New Report: Florida's Coast in Crisis

People who care about the coast say our next governor needs to get serious about protecting the state’s natural resources. A new report by several leading environmental groups says Florida’s coastline and oceans are in trouble.

Among the problems are short-sighted coastal development, pollution, and a fragmented system of state and local protection agencies that don’t communicate with each other.

Gerald Karnas with the National Wildlife Federation says Florida’s $60 billion-a-year tourism and fishing industries depend on the state improving how it manages its most valuable assets.

Gerald Karnas said, "We are completely dependent upon the ocean and coastal environment for the economy, for our way of life, for our recreational opportunities."

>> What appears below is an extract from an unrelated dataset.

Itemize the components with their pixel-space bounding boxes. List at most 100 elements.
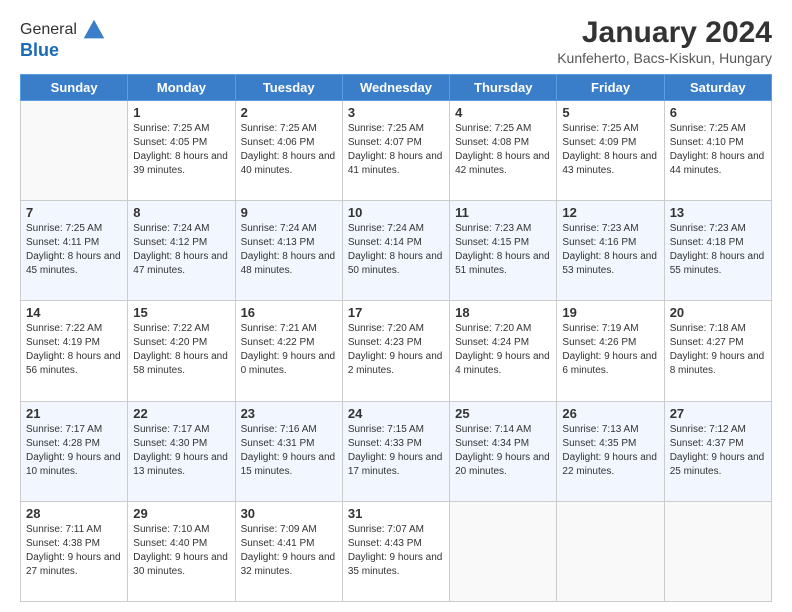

A coalition of conservationists is calling on both of the leading candidates for governor to heed the report’s advice and get serious about caring for the state’s 14,000 miles of coastline.

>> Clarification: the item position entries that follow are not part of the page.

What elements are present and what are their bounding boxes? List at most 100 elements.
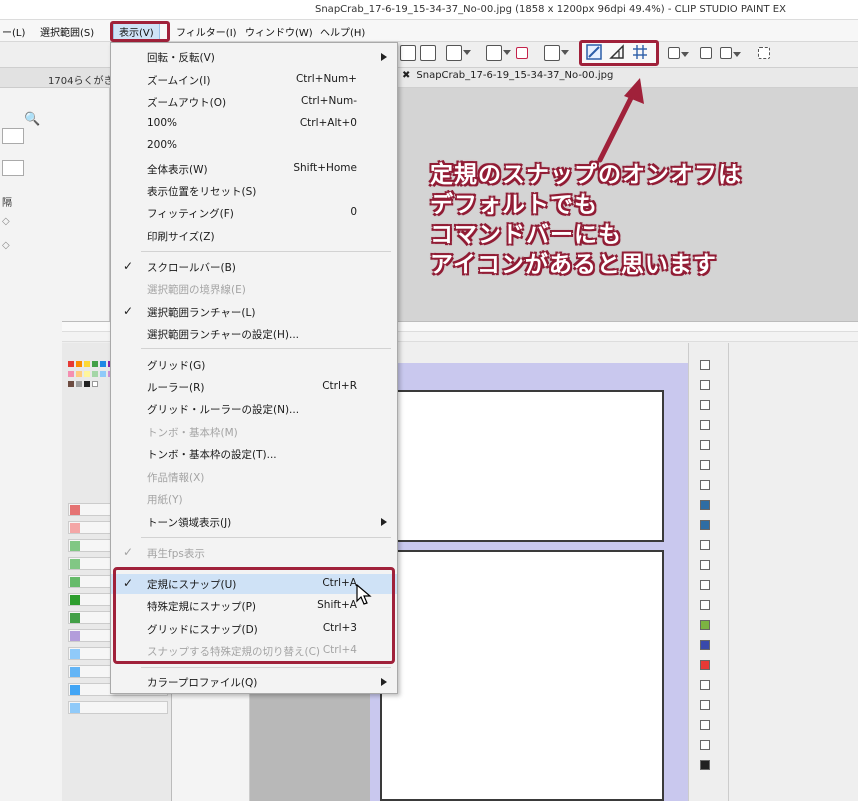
menu-item-print-size[interactable]: 印刷サイズ(Z) (111, 226, 397, 246)
tool-icon[interactable] (700, 700, 710, 710)
menu-separator (141, 537, 391, 538)
tool-icon[interactable] (700, 500, 710, 510)
undo-icon[interactable] (446, 45, 471, 61)
submenu-arrow-icon (381, 678, 387, 686)
menu-item-reset-position[interactable]: 表示位置をリセット(S) (111, 181, 397, 201)
tool-icon[interactable] (700, 420, 710, 430)
tool-icon[interactable] (700, 440, 710, 450)
layer-color-chip (70, 505, 80, 515)
layer-color-chip (70, 613, 80, 623)
menu-item-crop-mark: トンボ・基本枠(M) (111, 422, 397, 442)
tool-icon[interactable] (700, 560, 710, 570)
menu-selection[interactable]: 選択範囲(S) (40, 24, 94, 39)
menu-item-grid-ruler-settings[interactable]: グリッド・ルーラーの設定(N)... (111, 399, 397, 419)
tool-icon[interactable] (700, 740, 710, 750)
tool-icon[interactable] (700, 580, 710, 590)
tool-icon[interactable] (700, 760, 710, 770)
layer-color-chip (70, 577, 80, 587)
tool-icon[interactable] (700, 660, 710, 670)
tool-icon[interactable] (700, 460, 710, 470)
panel-tab-name[interactable]: 1704らくがき (48, 72, 113, 87)
menu-item-selection-border: 選択範囲の境界線(E) (111, 279, 397, 299)
clear-icon[interactable] (420, 45, 436, 61)
border-icon[interactable] (700, 47, 712, 59)
snap-to-ruler-icon[interactable] (586, 44, 602, 60)
window-title: SnapCrab_17-6-19_15-34-37_No-00.jpg (185… (315, 4, 786, 15)
menu-window[interactable]: ウィンドウ(W) (245, 24, 313, 39)
close-tab-icon[interactable]: ✖ (402, 70, 410, 81)
fill-icon[interactable] (516, 47, 528, 59)
brush-selector[interactable] (2, 128, 24, 144)
mouse-cursor-icon (356, 584, 372, 605)
tool-icon[interactable] (700, 360, 710, 370)
menu-item-rotate-flip[interactable]: 回転・反転(V) (111, 47, 397, 67)
menu-item-label: トーン領域表示(J) (147, 517, 232, 529)
menu-filter[interactable]: フィルター(I) (176, 24, 237, 39)
tool-icon[interactable] (700, 540, 710, 550)
menu-item-launcher-settings[interactable]: 選択範囲ランチャーの設定(H)... (111, 324, 397, 344)
snap-items-highlight (113, 567, 395, 664)
annotation-line-4: アイコンがあると思います (430, 252, 717, 278)
menu-item-100[interactable]: 100% Ctrl+Alt+0 (111, 114, 397, 134)
menu-item-selection-launcher[interactable]: ✓ 選択範囲ランチャー(L) (111, 302, 397, 322)
menu-item-grid[interactable]: グリッド(G) (111, 355, 397, 375)
tool-icon[interactable] (700, 400, 710, 410)
menu-item-200[interactable]: 200% (111, 136, 397, 156)
tool-icon[interactable] (700, 620, 710, 630)
frame-icon[interactable] (668, 47, 689, 59)
menu-item-crop-mark-settings[interactable]: トンボ・基本枠の設定(T)... (111, 444, 397, 464)
menu-item-label: ズームイン(I) (147, 75, 211, 87)
layer-color-chip (70, 649, 80, 659)
menu-item-tone-area[interactable]: トーン領域表示(J) (111, 512, 397, 532)
new-layer-icon[interactable] (486, 45, 511, 61)
menu-item-label: 200% (147, 139, 178, 151)
embedded-tool-strip (688, 343, 728, 801)
check-icon: ✓ (123, 304, 134, 318)
tool-icon[interactable] (700, 480, 710, 490)
snap-to-grid-icon[interactable] (632, 44, 648, 60)
check-icon: ✓ (123, 545, 134, 559)
menu-item-fit-all[interactable]: 全体表示(W) Shift+Home (111, 159, 397, 179)
menu-item-label: 選択範囲の境界線(E) (147, 284, 246, 296)
color-swatch (76, 381, 82, 387)
menu-item-label: 100% (147, 117, 178, 129)
menu-item-color-profile[interactable]: カラープロファイル(Q) (111, 672, 397, 692)
menu-item-zoom-in[interactable]: ズームイン(I) Ctrl+Num+ (111, 70, 397, 90)
spin-down-icon[interactable]: ◇ (2, 240, 10, 251)
menu-item-label: 選択範囲ランチャーの設定(H)... (147, 329, 299, 341)
layer-row[interactable] (68, 701, 168, 714)
menu-layer[interactable]: ー(L) (2, 24, 25, 39)
menu-item-label: トンボ・基本枠(M) (147, 427, 238, 439)
menu-item-zoom-out[interactable]: ズームアウト(O) Ctrl+Num- (111, 92, 397, 112)
tool-icon[interactable] (700, 720, 710, 730)
menu-item-label: スクロールバー(B) (147, 262, 236, 274)
title-bar: SnapCrab_17-6-19_15-34-37_No-00.jpg (185… (0, 0, 858, 20)
menu-item-label: 印刷サイズ(Z) (147, 231, 215, 243)
tool-icon[interactable] (700, 640, 710, 650)
menu-item-fitting[interactable]: フィッティング(F) 0 (111, 203, 397, 223)
menu-item-label: グリッド・ルーラーの設定(N)... (147, 404, 300, 416)
menu-item-label: トンボ・基本枠の設定(T)... (147, 449, 277, 461)
color-swatch (68, 371, 74, 377)
tool-icon[interactable] (700, 600, 710, 610)
menu-item-playback-fps: ✓ 再生fps表示 (111, 543, 397, 563)
spin-up-icon[interactable]: ◇ (2, 216, 10, 227)
menu-help[interactable]: ヘルプ(H) (320, 24, 365, 39)
zoom-icon[interactable]: 🔍 (24, 112, 40, 127)
panel-icon[interactable] (720, 47, 741, 59)
transform-icon[interactable] (400, 45, 416, 61)
tool-icon[interactable] (700, 680, 710, 690)
menu-item-label: グリッド(G) (147, 360, 206, 372)
ruler-icon[interactable] (758, 47, 770, 59)
layer-color-chip (70, 595, 80, 605)
layer-selector[interactable] (2, 160, 24, 176)
menu-item-ruler[interactable]: ルーラー(R) Ctrl+R (111, 377, 397, 397)
menu-item-scrollbar[interactable]: ✓ スクロールバー(B) (111, 257, 397, 277)
snap-to-special-ruler-icon[interactable] (609, 44, 625, 60)
color-swatch (76, 371, 82, 377)
manga-page-bottom (380, 550, 664, 801)
color-swatch (92, 381, 98, 387)
tool-icon[interactable] (700, 380, 710, 390)
layer-mask-icon[interactable] (544, 45, 569, 61)
tool-icon[interactable] (700, 520, 710, 530)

David White of the Ocean Conservancy said, "The governor needs to be accountable for how these resources are managed. So far we have not done a very good job."

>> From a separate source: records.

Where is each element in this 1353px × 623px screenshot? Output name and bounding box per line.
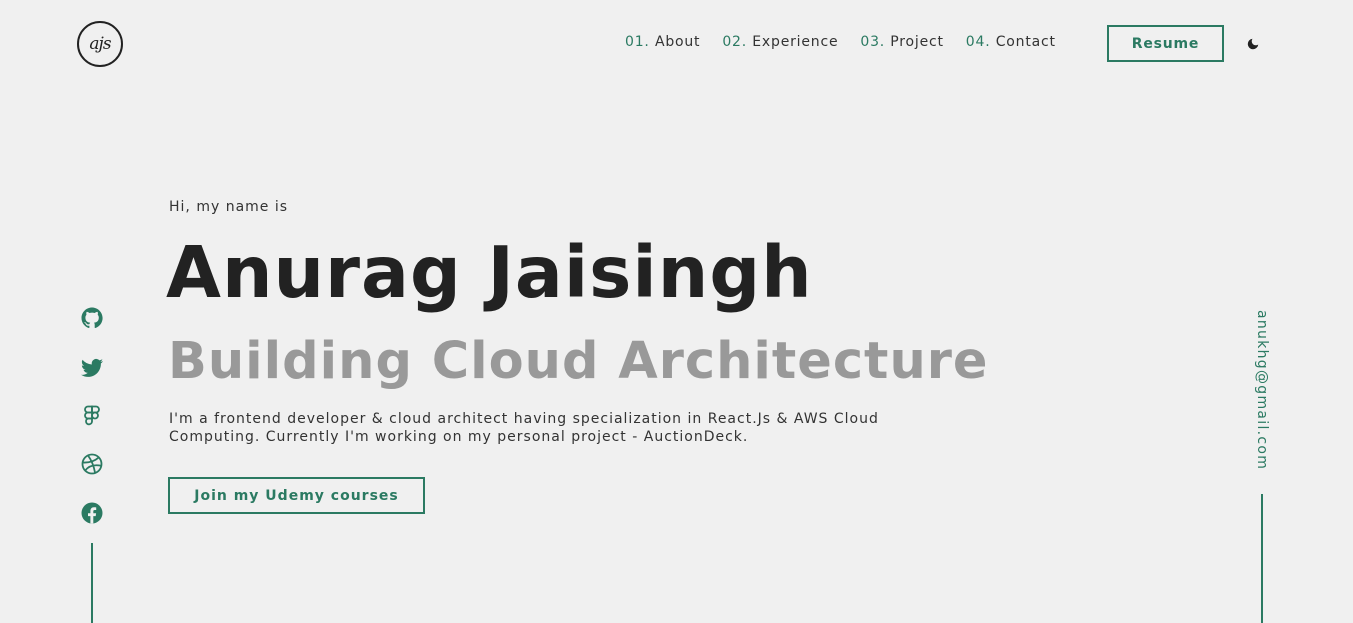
nav-item-number: 01.	[625, 34, 650, 50]
site-logo[interactable]: ajs	[77, 21, 123, 67]
hero-tagline: Building Cloud Architecture	[168, 332, 989, 391]
nav-item-label: Project	[890, 34, 944, 50]
portfolio-page: ajs 01. About 02. Experience 03. Project…	[0, 0, 1353, 623]
resume-button[interactable]: Resume	[1107, 25, 1224, 62]
nav-item-label: Experience	[752, 34, 839, 50]
facebook-icon[interactable]	[80, 501, 104, 525]
nav-item-number: 02.	[722, 34, 748, 50]
right-divider-line	[1261, 494, 1263, 623]
main-nav: 01. About 02. Experience 03. Project 04.…	[625, 34, 1078, 50]
hero-greeting: Hi, my name is	[169, 199, 289, 215]
figma-icon[interactable]	[80, 404, 104, 428]
nav-item-label: Contact	[995, 34, 1056, 50]
moon-icon[interactable]	[1246, 36, 1260, 50]
github-icon[interactable]	[80, 306, 104, 330]
nav-item-about[interactable]: 01. About	[625, 34, 700, 50]
hero-name: Anurag Jaisingh	[166, 231, 813, 314]
udemy-courses-label: Join my Udemy courses	[194, 487, 399, 504]
hero-bio: I'm a frontend developer & cloud archite…	[169, 411, 879, 445]
left-divider-line	[91, 543, 93, 623]
nav-item-project[interactable]: 03. Project	[860, 34, 943, 50]
nav-item-label: About	[654, 34, 701, 50]
nav-item-experience[interactable]: 02. Experience	[722, 34, 838, 50]
udemy-courses-button[interactable]: Join my Udemy courses	[168, 477, 425, 514]
email-link[interactable]: anukhg@gmail.com	[1254, 310, 1270, 470]
nav-item-contact[interactable]: 04. Contact	[966, 34, 1056, 50]
nav-item-number: 04.	[965, 34, 991, 50]
logo-text: ajs	[89, 34, 111, 54]
dribbble-icon[interactable]	[80, 452, 104, 476]
resume-button-label: Resume	[1131, 35, 1200, 52]
nav-item-number: 03.	[860, 34, 886, 50]
twitter-icon[interactable]	[80, 356, 104, 380]
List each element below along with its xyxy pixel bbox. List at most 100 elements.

Dwindling fish stocks, red tide and beaches closed by pollution tend to support the claim. The environmental groups say the good news is both Charlie Crist and Jim Davis are green candidates, with good track records on environmental issues, so whoever voters choose, it’ll be a positive step.

But environmentalists say they also want to make sure whoever wins does more than just talk.

Democrat Jim Davis responded with a commitment to act on the coastal and ocean report’s suggestions and develop a comprehensive management plan.

Republican Charlie Crist’s camp pointed to his history of supporting environmental causes and promised to review the report in the coming weeks.